Last summer, I noticed an unusual warning on the highway. Signs like the image below are now commonplace on I-70, advising Denverites to stay inside due to dangerous ozone pollution levels. Stay inside? This instruction contradicts the very foundation of Denver culture. As Coloradans, we pride ourselves on our superior skiing mountains, unbeatable hiking destinations, and 300 reliable days of sunny blue skies per year.

A traffic sign alerts motorists of dangerous air conditions in Denver.

During the summer before leaving for college, I could not ignore the suffocating smog as I attempted to continue exercising outdoors. Even my brothers’ baseball practices were getting canceled due to the imminent air quality. This is no surprise considering that in August 2021, Denver earned itself the title of worst air quality in the world, with a day of breathing outdoors equivalent to smoking 1.5 cigarettes per day.

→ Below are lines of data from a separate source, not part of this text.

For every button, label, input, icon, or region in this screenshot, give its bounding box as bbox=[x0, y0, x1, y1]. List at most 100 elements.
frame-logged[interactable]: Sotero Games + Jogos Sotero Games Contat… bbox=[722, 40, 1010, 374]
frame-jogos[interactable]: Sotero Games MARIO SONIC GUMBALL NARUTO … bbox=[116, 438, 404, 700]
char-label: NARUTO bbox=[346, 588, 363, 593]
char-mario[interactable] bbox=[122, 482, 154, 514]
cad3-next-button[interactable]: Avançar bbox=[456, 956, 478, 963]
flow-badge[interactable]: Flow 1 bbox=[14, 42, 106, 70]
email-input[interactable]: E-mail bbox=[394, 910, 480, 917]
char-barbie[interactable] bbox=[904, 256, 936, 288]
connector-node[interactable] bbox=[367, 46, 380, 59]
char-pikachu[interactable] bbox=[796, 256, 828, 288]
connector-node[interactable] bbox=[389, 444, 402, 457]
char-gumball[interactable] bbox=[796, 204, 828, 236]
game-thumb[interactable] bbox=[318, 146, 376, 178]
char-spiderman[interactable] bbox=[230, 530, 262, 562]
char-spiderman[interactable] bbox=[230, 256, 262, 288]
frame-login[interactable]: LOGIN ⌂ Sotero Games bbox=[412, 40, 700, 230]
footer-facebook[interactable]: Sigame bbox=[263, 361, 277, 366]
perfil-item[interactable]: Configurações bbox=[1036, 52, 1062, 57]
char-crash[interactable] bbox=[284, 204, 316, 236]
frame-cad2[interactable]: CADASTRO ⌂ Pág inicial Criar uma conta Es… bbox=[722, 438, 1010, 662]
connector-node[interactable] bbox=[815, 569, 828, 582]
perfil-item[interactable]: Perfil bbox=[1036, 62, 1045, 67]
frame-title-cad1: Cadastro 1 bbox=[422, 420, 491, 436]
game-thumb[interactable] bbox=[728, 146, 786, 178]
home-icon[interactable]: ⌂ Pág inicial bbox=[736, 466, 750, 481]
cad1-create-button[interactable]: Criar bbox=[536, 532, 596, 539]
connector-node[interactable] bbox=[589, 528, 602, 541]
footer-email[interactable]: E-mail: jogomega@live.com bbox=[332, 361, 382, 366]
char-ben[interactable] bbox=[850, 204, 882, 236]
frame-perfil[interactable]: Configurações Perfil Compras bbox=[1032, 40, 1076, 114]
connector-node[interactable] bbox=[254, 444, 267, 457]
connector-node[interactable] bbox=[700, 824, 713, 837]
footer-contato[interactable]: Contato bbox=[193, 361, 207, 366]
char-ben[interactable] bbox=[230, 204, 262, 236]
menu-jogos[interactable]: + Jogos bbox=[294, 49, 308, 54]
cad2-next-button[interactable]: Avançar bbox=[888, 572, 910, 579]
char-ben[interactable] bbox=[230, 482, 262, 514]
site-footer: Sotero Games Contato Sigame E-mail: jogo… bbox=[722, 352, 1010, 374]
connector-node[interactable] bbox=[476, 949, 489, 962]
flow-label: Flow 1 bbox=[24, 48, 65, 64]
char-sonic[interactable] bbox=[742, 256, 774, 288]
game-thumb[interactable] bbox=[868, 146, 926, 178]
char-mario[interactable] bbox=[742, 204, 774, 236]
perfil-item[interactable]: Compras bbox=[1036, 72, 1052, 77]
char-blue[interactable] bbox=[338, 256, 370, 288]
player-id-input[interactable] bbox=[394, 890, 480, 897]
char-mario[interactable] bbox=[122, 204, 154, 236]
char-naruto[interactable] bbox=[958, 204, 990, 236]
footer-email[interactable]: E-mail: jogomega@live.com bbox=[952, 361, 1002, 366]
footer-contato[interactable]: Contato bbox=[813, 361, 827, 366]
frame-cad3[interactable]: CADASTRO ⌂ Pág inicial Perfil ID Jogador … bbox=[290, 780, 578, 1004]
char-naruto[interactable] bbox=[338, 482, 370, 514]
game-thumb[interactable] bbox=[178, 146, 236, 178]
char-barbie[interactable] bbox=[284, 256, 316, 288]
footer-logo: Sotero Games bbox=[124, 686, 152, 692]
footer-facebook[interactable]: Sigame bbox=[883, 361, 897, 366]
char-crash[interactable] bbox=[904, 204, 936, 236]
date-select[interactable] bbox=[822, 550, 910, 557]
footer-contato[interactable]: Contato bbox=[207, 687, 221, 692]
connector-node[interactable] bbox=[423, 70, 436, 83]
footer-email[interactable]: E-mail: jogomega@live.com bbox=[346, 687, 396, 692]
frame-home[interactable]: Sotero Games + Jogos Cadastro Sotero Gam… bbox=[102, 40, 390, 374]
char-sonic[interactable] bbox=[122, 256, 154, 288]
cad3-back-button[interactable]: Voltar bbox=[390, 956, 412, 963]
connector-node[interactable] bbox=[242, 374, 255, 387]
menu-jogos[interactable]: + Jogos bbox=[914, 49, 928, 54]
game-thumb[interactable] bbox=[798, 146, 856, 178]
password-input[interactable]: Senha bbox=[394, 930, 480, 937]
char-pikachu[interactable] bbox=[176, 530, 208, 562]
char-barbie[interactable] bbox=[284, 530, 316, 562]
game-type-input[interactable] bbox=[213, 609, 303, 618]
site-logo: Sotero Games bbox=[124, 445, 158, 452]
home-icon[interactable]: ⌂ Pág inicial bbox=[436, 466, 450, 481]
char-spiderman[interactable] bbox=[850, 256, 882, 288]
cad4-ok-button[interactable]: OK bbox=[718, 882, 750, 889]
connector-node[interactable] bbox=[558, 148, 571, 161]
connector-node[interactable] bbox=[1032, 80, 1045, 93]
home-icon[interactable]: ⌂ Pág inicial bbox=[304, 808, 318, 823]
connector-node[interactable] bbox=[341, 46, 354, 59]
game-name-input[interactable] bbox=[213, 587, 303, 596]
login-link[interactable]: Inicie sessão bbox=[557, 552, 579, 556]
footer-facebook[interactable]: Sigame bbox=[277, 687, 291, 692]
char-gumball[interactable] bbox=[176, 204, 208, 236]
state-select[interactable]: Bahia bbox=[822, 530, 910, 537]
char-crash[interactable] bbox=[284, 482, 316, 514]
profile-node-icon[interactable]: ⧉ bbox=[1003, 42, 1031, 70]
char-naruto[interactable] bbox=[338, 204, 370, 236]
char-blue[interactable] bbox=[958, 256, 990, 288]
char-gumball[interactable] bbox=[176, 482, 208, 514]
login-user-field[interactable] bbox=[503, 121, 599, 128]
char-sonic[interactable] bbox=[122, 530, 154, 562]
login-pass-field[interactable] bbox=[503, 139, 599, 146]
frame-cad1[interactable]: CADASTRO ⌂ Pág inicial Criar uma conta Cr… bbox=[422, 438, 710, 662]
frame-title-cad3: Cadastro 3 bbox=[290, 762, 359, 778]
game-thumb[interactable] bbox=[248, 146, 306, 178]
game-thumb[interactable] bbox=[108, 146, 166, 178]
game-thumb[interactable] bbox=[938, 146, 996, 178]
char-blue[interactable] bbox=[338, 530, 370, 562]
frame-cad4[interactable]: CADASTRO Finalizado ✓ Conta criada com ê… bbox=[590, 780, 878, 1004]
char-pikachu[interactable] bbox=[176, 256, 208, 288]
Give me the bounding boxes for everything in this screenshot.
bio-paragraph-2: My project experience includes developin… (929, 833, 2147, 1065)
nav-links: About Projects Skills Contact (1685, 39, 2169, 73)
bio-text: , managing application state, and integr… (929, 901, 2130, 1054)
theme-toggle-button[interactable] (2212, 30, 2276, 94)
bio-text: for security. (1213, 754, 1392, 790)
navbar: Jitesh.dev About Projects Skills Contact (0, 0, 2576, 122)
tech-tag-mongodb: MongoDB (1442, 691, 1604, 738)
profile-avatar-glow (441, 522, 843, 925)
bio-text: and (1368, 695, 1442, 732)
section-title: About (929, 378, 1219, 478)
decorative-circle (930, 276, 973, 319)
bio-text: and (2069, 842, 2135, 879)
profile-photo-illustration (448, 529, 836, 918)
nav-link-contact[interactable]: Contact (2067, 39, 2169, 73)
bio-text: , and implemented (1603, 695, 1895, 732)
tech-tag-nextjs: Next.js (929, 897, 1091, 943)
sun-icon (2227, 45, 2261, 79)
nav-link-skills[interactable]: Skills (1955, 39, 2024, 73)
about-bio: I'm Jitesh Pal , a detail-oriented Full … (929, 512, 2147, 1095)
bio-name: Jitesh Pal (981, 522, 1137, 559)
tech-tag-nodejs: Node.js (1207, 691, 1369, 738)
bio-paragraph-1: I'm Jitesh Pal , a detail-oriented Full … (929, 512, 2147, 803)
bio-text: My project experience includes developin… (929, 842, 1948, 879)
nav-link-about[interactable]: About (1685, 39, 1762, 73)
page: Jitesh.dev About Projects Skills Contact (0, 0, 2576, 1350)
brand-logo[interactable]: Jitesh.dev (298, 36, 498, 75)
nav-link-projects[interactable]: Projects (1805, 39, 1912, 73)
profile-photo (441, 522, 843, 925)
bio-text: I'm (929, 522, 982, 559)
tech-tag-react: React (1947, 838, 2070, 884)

Regardless of political affiliation, we all share a fear of losing parts of our outdoorsy culture, like teaching our future children how to ski. If you asked a Coloradan what people should do to save the environment, they would probably suggest composting, turning off lights, and all the other behaviors that were drilled into our heads in school. Lots of Coloradans commit to these green behaviors, and the ones who don’t often feel guilty. If you identify with the latter, I am here to reassure your morality. These actions certainly aren’t bad ideas, but their impact is relatively trivial.

Massive corporations distort the public perception of their incredulous emissions by painting a narrative that the typical consumer is responsible for climate change. Exxon and Shell propagandize that if we do not let the shower run, we can save the planet, while they emit millions of tons of carbon dioxide yearly. In fact, British Petroleum invented the carbon footprint concept and even published an online calculator for individuals’ carbon emissions in their daily lives. Only 100 fossil fuel companies are responsible for about 70% of the world’s greenhouse gas emissions.

Policy is the surest way to necessitate systemic change, and the good news is that we, as consumers and voters, have a voice. I encourage my fellow Coloradans to demand policy changes. According to urban planning expert Jill Locantore, we must start with expanding public transit options to reduce citywide gasoline consumption and emissions. Transportation currently is the leading source of carbon emissions in Colorado, so it is critical that we support politicians and legislation that steer us away from oil and gas reliance.

For example, the Denver City Council should follow Boulder’s lead and purchase a greater variety of routes and more consistent service from RTD buses. Furthermore, Colorado committed $65 million last year for transitioning from diesel to electric school buses. We should take this initiative to the next level and invest in the electrification of city buses.

This is all possible if we demand it. City council and mayor elections occur on June 6th. When voting, read the candidates’ energy and environment platforms. The website Open Secrets lists how much politicians receive in lobbying from Big Oil. If we unite in our opposition to big polluters, we can one day look up at a purely blue Coloradan sky.

Karina Marinovich is from Denver, CO and an Undergraduate at Duke University’s Sanford School of Public Policy. This piece was submitted as an op-ed in the Spring ‘23 PUBPOL 301 course. This content does not represent the official or unofficial views of the Sanford School, Polis, Duke University, or any entity or individual other than the author.